Tuesday was the day I had been waiting for! I love Volleyball, but I truly love team sports. I am competitive, I always have been. I met a beautiful 21 year-old girl from College Station named Taylor. We were both extremely competitive. Our team consisted of all different ages, races, religions, and transplants. We had a girl on our team that received both a heart and lungs, two other liver transplants, multiple kidney transplants, lung transplants and we even had a living donor who gave his kidney to save another person. We played volleyball from 9am to 5:30 ish that day and we ended up winning GOLD. We played as a team, worked hard, came back from behind, and we all should be DEAD. It hit me when I was serving in our very last game. We should all be dead. I started tearing up, look at how many of us are here because of a huge gift. We are all so blessed, and it is not like we are laying in a bed miserable, we are LIVING. I was literally overcome with emotion and gratitude. I can't even find the words to explain my feelings. After the closing ceremonies following our volleyball victory, the family of Madeline found me and gave me the pin with her picture on it. I lost it. I told them how grateful I was for families willing to do something so selfless and save others. I feel like these games were probably healing for them and it touched my heart that they would give me this special token. I will keep it and treasure it forever.
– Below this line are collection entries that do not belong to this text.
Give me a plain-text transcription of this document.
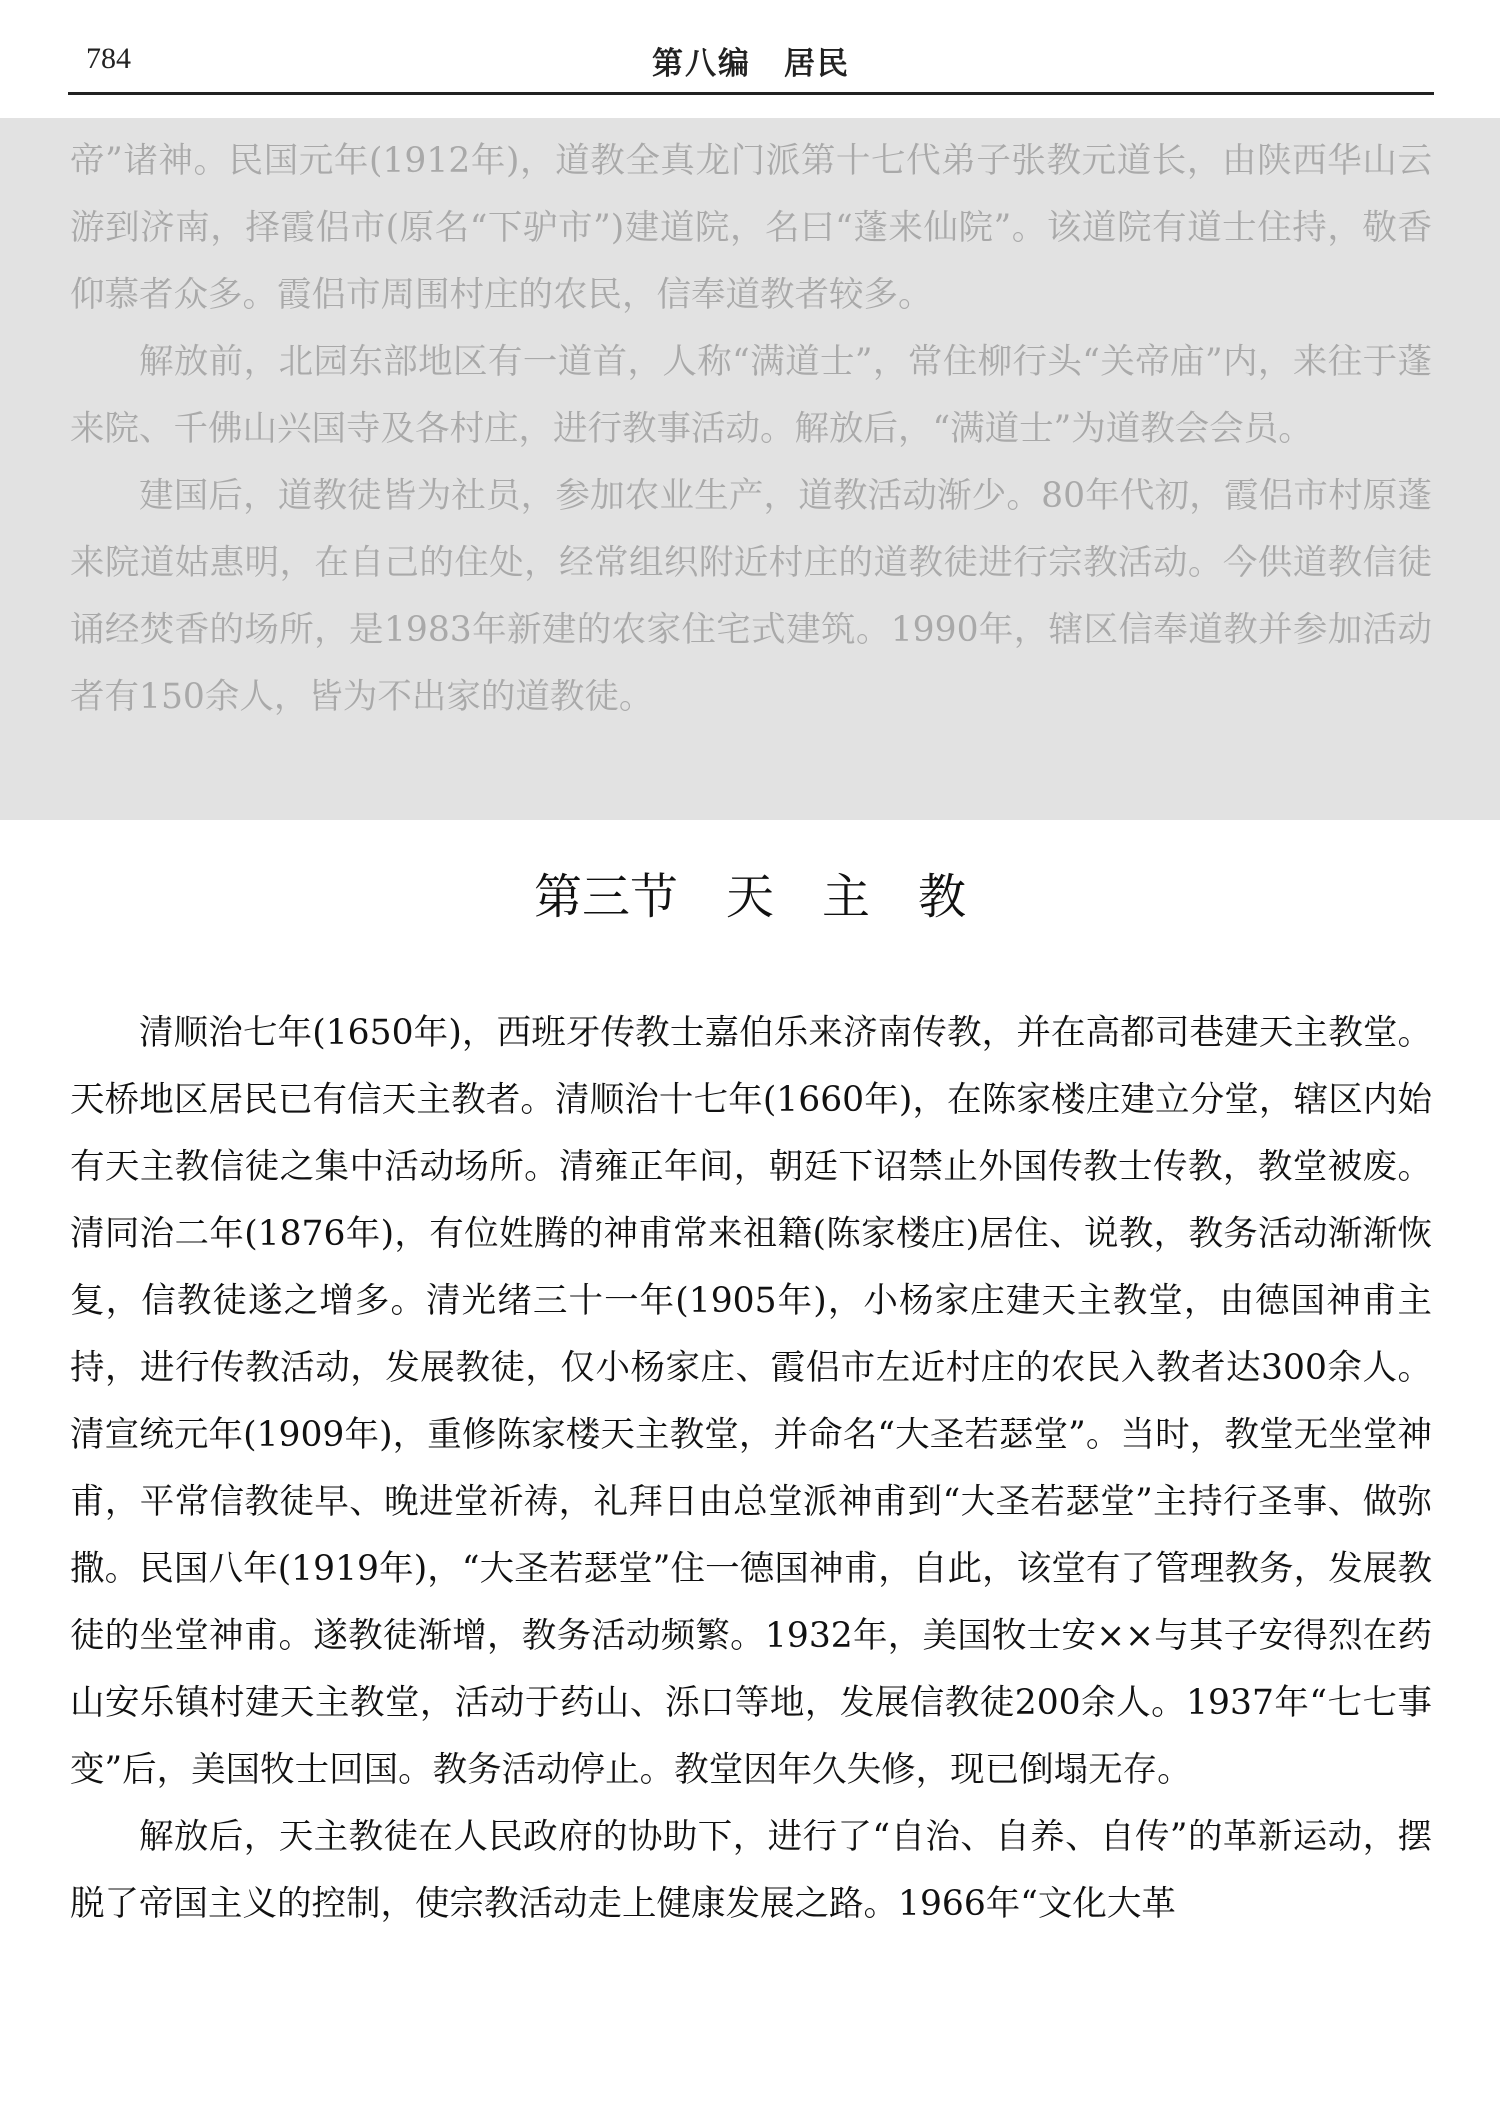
784	第八编　居民

帝”诸神。民国元年(1912年)，道教全真龙门派第十七代弟子张教元道长，由陕西华山云游到济南，择霞侣市(原名“下驴市”)建道院，名曰“蓬来仙院”。该道院有道士住持，敬香仰慕者众多。霞侣市周围村庄的农民，信奉道教者较多。

解放前，北园东部地区有一道首，人称“满道士”，常住柳行头“关帝庙”内，来往于蓬来院、千佛山兴国寺及各村庄，进行教事活动。解放后，“满道士”为道教会会员。

建国后，道教徒皆为社员，参加农业生产，道教活动渐少。80年代初，霞侣市村原蓬来院道姑惠明，在自己的住处，经常组织附近村庄的道教徒进行宗教活动。今供道教信徒诵经焚香的场所，是1983年新建的农家住宅式建筑。1990年，辖区信奉道教并参加活动者有150余人，皆为不出家的道教徒。

第三节　天　主　教

清顺治七年(1650年)，西班牙传教士嘉伯乐来济南传教，并在高都司巷建天主教堂。天桥地区居民已有信天主教者。清顺治十七年(1660年)，在陈家楼庄建立分堂，辖区内始有天主教信徒之集中活动场所。清雍正年间，朝廷下诏禁止外国传教士传教，教堂被废。清同治二年(1876年)，有位姓腾的神甫常来祖籍(陈家楼庄)居住、说教，教务活动渐渐恢复，信教徒遂之增多。清光绪三十一年(1905年)，小杨家庄建天主教堂，由德国神甫主持，进行传教活动，发展教徒，仅小杨家庄、霞侣市左近村庄的农民入教者达300余人。清宣统元年(1909年)，重修陈家楼天主教堂，并命名“大圣若瑟堂”。当时，教堂无坐堂神甫，平常信教徒早、晚进堂祈祷，礼拜日由总堂派神甫到“大圣若瑟堂”主持行圣事、做弥撒。民国八年(1919年)，“大圣若瑟堂”住一德国神甫，自此，该堂有了管理教务，发展教徒的坐堂神甫。遂教徒渐增，教务活动频繁。1932年，美国牧士安××与其子安得烈在药山安乐镇村建天主教堂，活动于药山、泺口等地，发展信教徒200余人。1937年“七七事变”后，美国牧士回国。教务活动停止。教堂因年久失修，现已倒塌无存。

解放后，天主教徒在人民政府的协助下，进行了“自治、自养、自传”的革新运动，摆脱了帝国主义的控制，使宗教活动走上健康发展之路。1966年“文化大革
SO, one week before the Games, I started Crossfit. I have promised myself that I won't become the crazy crossfit person (Kea Lynn Lewis), but I totally get it now. I want to say so much to my coach, but I think he might think I am a little weird, so I keep it to myself. His name and Shane and he owns the CrossfitSouthbelt if any of you are interested. I had wanted to try it, but I was afraid everyone there were just masses of muscle walking around doing pull-ups all the time. I ran into an old friend Carolyn Crawford McMahan at Wal-Mart one day and she looked GREAT. I asked her about how she looked so awesome and she told me about crossfit, her eyes and face lit-up and she had the biggest smile. She convinced me to give it a try. I am so glad I did. If I could explain crossfit, I would tell you that it is more about how I feel after completing a WOD. I leave feeling like I could do anything, world peace-easy, run for president, find a cure for cancer, and the list goes on. I could not do a sit-up for like two years and my abs are definitely weak. After about a month of crossfit, we had to do 50 sit-ups with a medicine ball, and I DID it! Shane will never know that I went to my car and cried like a baby. I felt so proud, but mostly I felt like the old Katrinia. Shane doesn't know much about my history. He treats me normal. He doesn't look at me like the lady who buried her twin sons, the lady that had cancer, the lady that had a transplant, HE TREATS ME LIKE EVERYONE ELSE! I know people can't help it that they care and I didn't even realize that what I needed was someone who didn't let me make excuses. He is a great coach that is tough and he is funny. I have become emotional (on the inside) more than a few times during a work-out because I am doing things that I never thought I would do again. The best part is that I am already seeing results and I feel GREAT. Nothing seems out of reach for me anymore. If you wonder what I have been up to, now you know.
I go to two different doctors next week, please pray that I can stop taking this anti-fungal medication that I have had to take for the last 13 months. It tastes gross and it messes with my liver enzymes, so it would also mean less labwork! I have also been having blood sugar issues only in the mornings, so we are trying to get all that worked out. Thank you for your continued love and support. My next goal is to go to the World Transplant Games in Argentina in 2015!